MARKETS AND SHOPPING
Over the years I have noticed a marked increase in the number of markets available now in practically every town of fair size. Chiang Mai where I hang out for most of my time is a shoppers haven for not just craft markets but for those who have money to spend and are looking for world-class shopping. In the past two years, three new classy malls have opened up, and it’s not just tourists who frequent these malls with their upscale shops and cafes but more and more Thai, especially the youth. The Thai people love to shop as hubby and I witnessed last Christmas while in Bangkok.
ACCESS TO OTHER SE ASIAN COUNTRIES
The Suvarnabhumi International Airport in Bangkok is now rated one of the busiest in Asia and the 16th busiest in the world. It is the main link to all other Southeast Asian cities. Because Bangkok is a large cosmopolitan city rivalling all other SE Asian cities, it has become the favoured jumping off point for tourists to other parts of Asia. I think many tourists would agree with me that returning to Thailand after a jaunt to any of the other Asian countries is somewhat akin to returning home. Is it the people who inhabit this country today or the long history of a strong and independent race who have never been under the rule of some foreign power that makes this place a safe haven for all the adventurous souls who roam the world? Who really knows but I’m game to bet that most travellers feel the same way as I do.
RE-UNITING WITH OLD FRIENDS
Over the years I have made friends with other travellers who go to Thailand again and again for many of the same reasons as I do. We may skip a year or two but we all manage to somehow meet up again and share past travel experiences and discuss all the advantages of the kind of lifestyle we have adopted over the years. We aren’t exactly ex-pats because we don’t live there year round but we are becoming close to it. Chiang Mai has probably one of the largest and most active expat societies in the world composed of many people from the US, Britain, Canada, and other European countries. It started off with mostly older retired couples and singles looking for a warm country which isn’t too expensive to live in, but more and more I am discovering many young people who have decided they don’t want to be a part of the ‘rat race’ or simply haven’t been able to find appropriate work in their own country so have chosen to become what is commonly known now a ‘digital nomads’. They are working their way around the world and like the older folk are discovering that Chiang Mai is a nice place to settle for a while.

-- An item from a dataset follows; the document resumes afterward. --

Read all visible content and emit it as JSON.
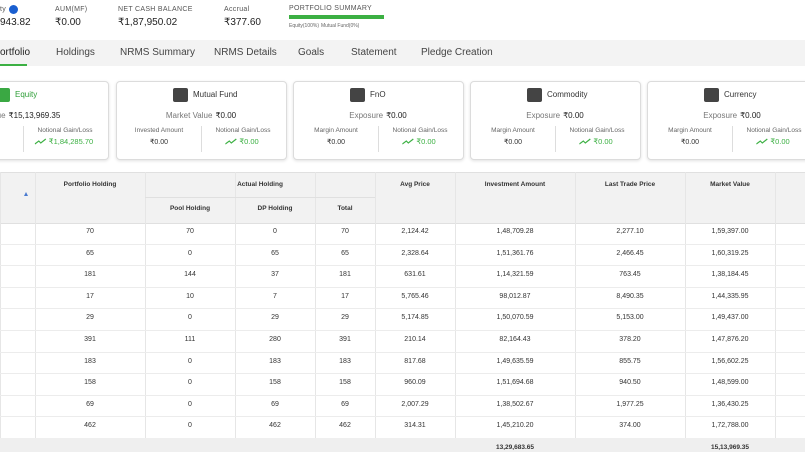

In just twelve hours I will be heading out for my long journey over to Thailand for my eighth time. I will arrive in the early morning of the 11th after approximately 30 hours of flying time with breaks in Toronto and Amsterdam. It’s too much time in the air, but I always try to make the best of it with the latest movies, reading, and some sleep if I’m lucky. I usually manage to beat any serious jet lag by taking a homeopathic remedy called “No More Jet Lag” which doesn’t help me sleep while on the plane but does eliminate all the side effects of flying long distances, such as fatigue, sleep disorders, and general discomfort. I am usually back to normal after a day or two and ready to enjoy what is becoming a second home for me. I no longer can imagine spending a winter here in Nova Scotia so long as I have the choice to go to some place like Thailand.